Nah, bagaimana? Sekarang bolehkah saya dipersilahkan menuturkan rangkaian
cerita ini? Baik, jika demikian.
Kisah Ramayana tidak
dapat lepas dari peran tokoh sakti yang bernama Wisrawa, putra Resi Padwa.
Menurut silsilah, Wisrawa masih keturunan Batara Sambo. Sejak muda, Wisrawa
sudah terkenal sakti mandraguna, karena gemar bertapa dan terus ngengulang
(belajar) olah kanuragan. Setelah dewasa, Wisrawa menikah dengan Dewi Lokawati,
putri Prabu Lokawana yang juga raja negeri Lokapala. Dari perkawinan itu, lahir
seorang anak laki-laki yang diberi nama Wisrawana.
Setelah Prabu Lokawana
mangkat, atas persetujuan Putri Lokawati, Wisrawa dinobatkan sebagai pengganti
mertuanya menjadi raja Lokapala. Ketika memegang tampuk kerajaan, ia bergelar
Prabu Wisrawa. Ketika usia Wisrawa memasuki usia senja dan menjadi begawan
(pendeta), maka yang menggantikannya adalah Wisrawana yang akhirnya bergelar
Prabu Danaraja atau Prabu Danapati.
Selain Lokapala, ada
negara yang cukup masyur dalam cerita Ramayana, yaitu Alengka atau
Alengkadiraja. Nah, dalam kisah ini, Prabu Sumali, raja Alengka sedang pusing
berat. Anak perempuan semata wayangnya, Dewi Sukesi yang cantik bak bidadari
ogah disuruh kawin, biar usianya sudah sangat cukup. Tentu hal ini membuat
Prabu Sumali masygul, gundah hatinya. Apa kata rakyatnya jika putrinya yang
jelita ini menjadi prawan kasep.
Ya, putrinya hanya mau
menikah dengan laki-laki yang mampu menjelaskan padanya arti yang terkandung
dalam surat Sastra Jendra Hayuningrat Pangruwating Diyu. Berkat ilmunya yang
tinggi, Prabu Sumali sebenarnya tahu isi dan arti surat itu. Dia tahu juga
siapa-siapa saja yang menguasai ilmu itu, tapi dia tahu betul bahwa
menjelaskannya kepada siapapun adalah terlarang, karena itu rahasia Dewa.
Sudah ratusan kali dia
menjelaskannya pada putrinya, tapi Dewi Sukesi tetap ngeyel saja. Putrinya
percaya, suatu hari akan datang laki-laki jodohnya yang sanggup menjelaskan
padanya arti surat itu. Sastra Jendra Hayuningrat Pangruwating Diyu!
Meskipun tanpa koran,
tanpa impotemen, tanpa hape apalagi internet, kabar itu sudah menyebar ke
seluruh dunia (pewayangan). Tidak ada laki-laki yang tidak tertarik oleh
wanginya mawar Alengka yang seksi dan semloheh ini. Bermacam bujukan, rayuan
bahkan ancaman ditujukan kepada sang Putri dan bapaknya. Tapi Sukesi tetap
bergeming. Dan meskipun nggondok, tapi tidak ada seorang calonpun yang berpikir
untuk mengganggu stabilitas negara kuat seperti Alengka.
Status quo Sang Dewi
rasanya akan berkepanjangan. Kabar ini akhirnya sampai juga ke negara Lokapala.

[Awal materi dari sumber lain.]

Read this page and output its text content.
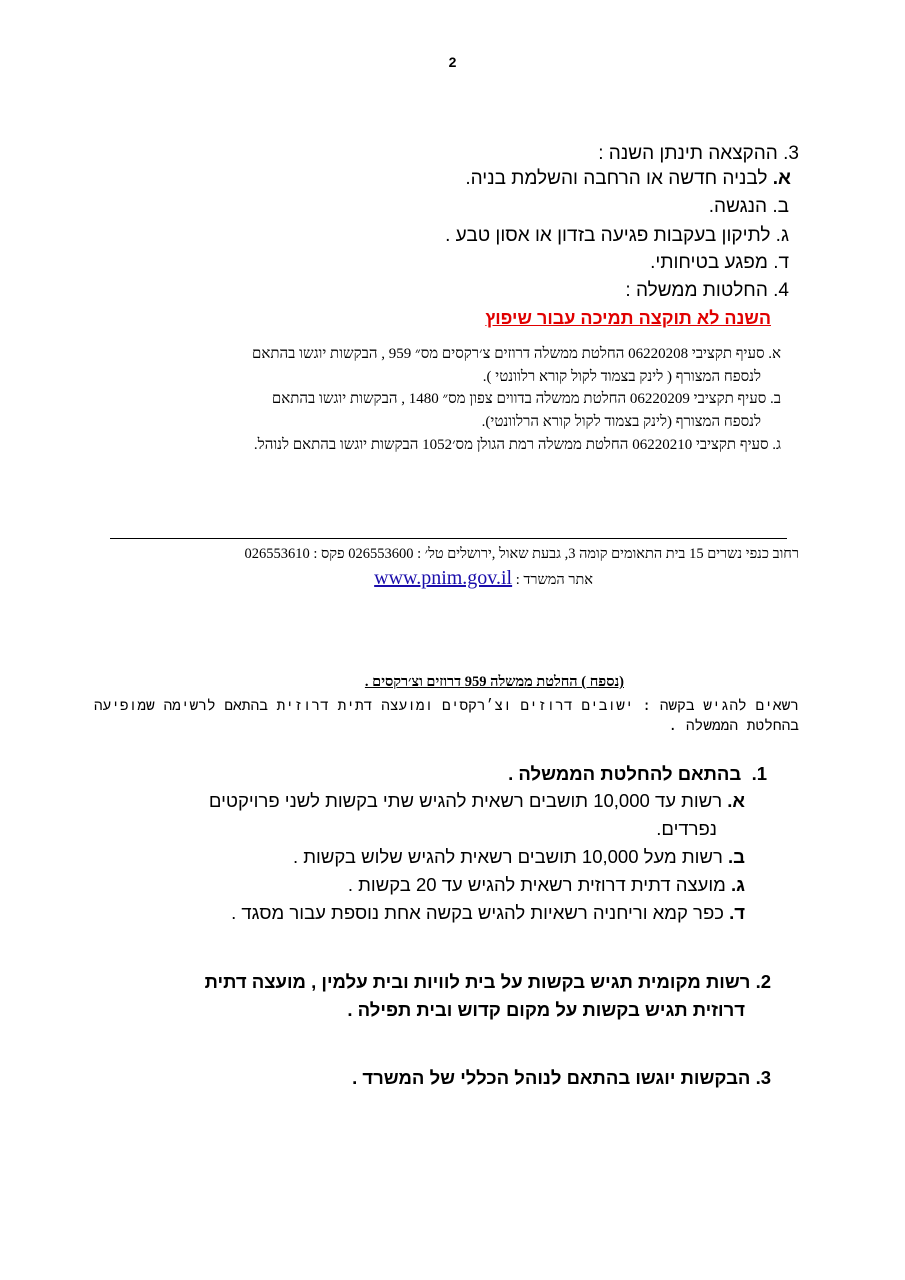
2
3. ההקצאה תינתן השנה :
א. לבניה חדשה או הרחבה והשלמת בניה.
ב. הנגשה.
ג. לתיקון בעקבות פגיעה בזדון או אסון טבע .
ד. מפגע בטיחותי.
4. החלטות ממשלה :
השנה לא תוקצה תמיכה עבור שיפוץ
א. סעיף תקציבי 06220208 החלטת ממשלה דרוזים צ׳רקסים מס״ 959 , הבקשות יוגשו בהתאם
לנספח המצורף ( לינק בצמוד לקול קורא רלוונטי ).
ב. סעיף תקציבי 06220209 החלטת ממשלה בדווים צפון מס״ 1480 , הבקשות יוגשו בהתאם
לנספח המצורף (לינק בצמוד לקול קורא הרלוונטי).
ג. סעיף תקציבי 06220210 החלטת ממשלה רמת הגולן מס׳1052 הבקשות יוגשו בהתאם לנוהל.
רחוב כנפי נשרים 15 בית התאומים קומה 3, גבעת שאול ,ירושלים טל׳ : 026553600 פקס : 026553610
אתר המשרד : www.pnim.gov.il
(נספח ) החלטת ממשלה 959 דרוזים וצ׳רקסים .
רשאים להגיש בקשה : ישובים דרוזים וצ׳רקסים ומועצה דתית דרוזית בהתאם לרשימה שמופיעה
בהחלטת הממשלה .
1.  בהתאם להחלטת הממשלה .
א. רשות עד 10,000 תושבים רשאית להגיש שתי בקשות לשני פרויקטים
נפרדים.
ב. רשות מעל 10,000 תושבים רשאית להגיש שלוש בקשות .
ג. מועצה דתית דרוזית רשאית להגיש עד 20 בקשות .
ד. כפר קמא וריחניה רשאיות להגיש בקשה אחת נוספת עבור מסגד .
2. רשות מקומית תגיש בקשות על בית לוויות ובית עלמין , מועצה דתית
דרוזית תגיש בקשות על מקום קדוש ובית תפילה .
3. הבקשות יוגשו בהתאם לנוהל הכללי של המשרד .
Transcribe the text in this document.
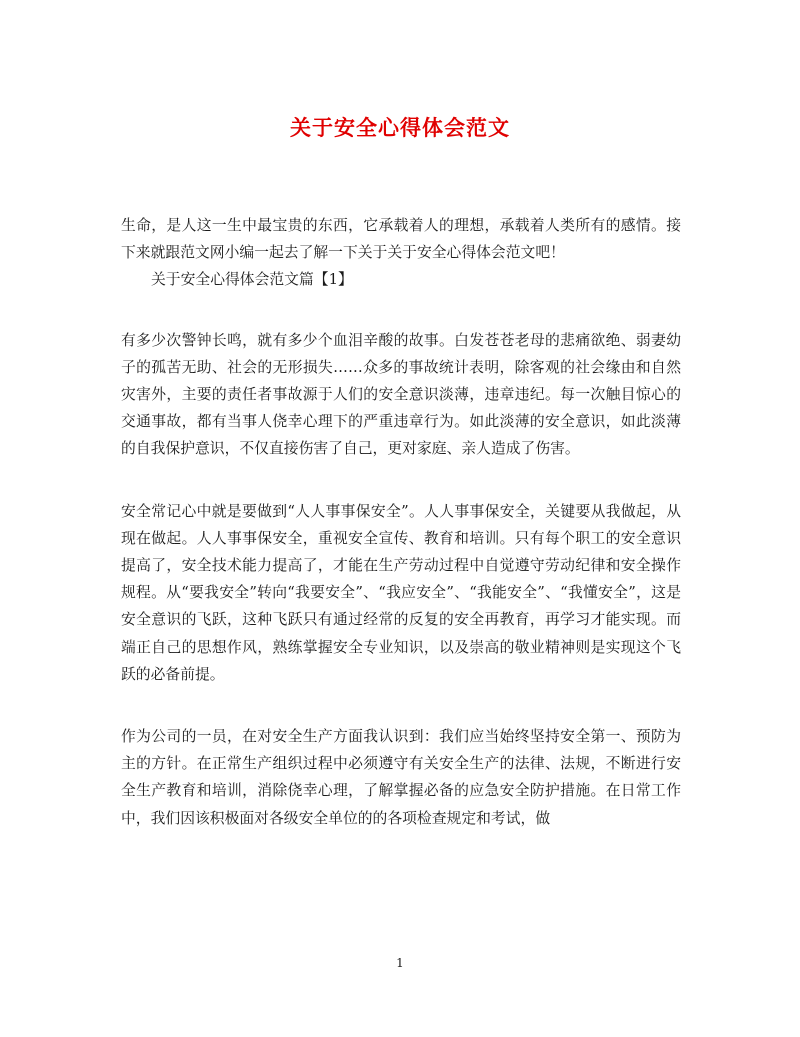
关于安全心得体会范文

生命，是人这一生中最宝贵的东西，它承载着人的理想，承载着人类所有的感情。接下来就跟范文网小编一起去了解一下关于关于安全心得体会范文吧！

关于安全心得体会范文篇【1】

有多少次警钟长鸣，就有多少个血泪辛酸的故事。白发苍苍老母的悲痛欲绝、弱妻幼子的孤苦无助、社会的无形损失……众多的事故统计表明，除客观的社会缘由和自然灾害外，主要的责任者事故源于人们的安全意识淡薄，违章违纪。每一次触目惊心的交通事故，都有当事人侥幸心理下的严重违章行为。如此淡薄的安全意识，如此淡薄的自我保护意识，不仅直接伤害了自己，更对家庭、亲人造成了伤害。

安全常记心中就是要做到“人人事事保安全”。人人事事保安全，关键要从我做起，从现在做起。人人事事保安全，重视安全宣传、教育和培训。只有每个职工的安全意识提高了，安全技术能力提高了，才能在生产劳动过程中自觉遵守劳动纪律和安全操作规程。从“要我安全”转向“我要安全”、“我应安全”、“我能安全”、“我懂安全”，这是安全意识的飞跃，这种飞跃只有通过经常的反复的安全再教育，再学习才能实现。而端正自己的思想作风，熟练掌握安全专业知识，以及崇高的敬业精神则是实现这个飞跃的必备前提。

作为公司的一员，在对安全生产方面我认识到：我们应当始终坚持安全第一、预防为主的方针。在正常生产组织过程中必须遵守有关安全生产的法律、法规，不断进行安全生产教育和培训，消除侥幸心理，了解掌握必备的应急安全防护措施。在日常工作中，我们因该积极面对各级安全单位的的各项检查规定和考试，做

1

Prabu Danaraja, raja Lokapala yang baru saja duduk di tahta menggantikan ayahnya,
masih bujangan ting-ting. Konon, cakepnya sekelas Brad Pitt. Segudang perempuan
pasti mau kalau dia mengajak kawin. Masalahnya, sang Prabu Danaraja ini
tergila-gila abis oleh Dewi Sukesi. Dia juga tahu persis, ayahnya yang baru
saja meletakkan tahta dan menjadi pendeta itu, Begawan Wisrawa menguasai ilmu
persuratan yang diminta itu.
Mulailah Sang Danaraja
menggerilya bapaknya sendiri. Cara halus sambil mewek-mewek, sampai cara kasar
mau bunuh diri segala. Nah, begini jadinya. Anak polah bapa kepradah. Anak
bertingkah, ayahnyalah yang susah. Meskipun tahu itu larangan Dewa, tapi harus
berbuat apa? Ada pikiran untuk mengajari sang anak dengan ilmu itu, biar
anaknya sendiri yang jalan, tapi bukannya larangan itu akan dilanggar dua kali?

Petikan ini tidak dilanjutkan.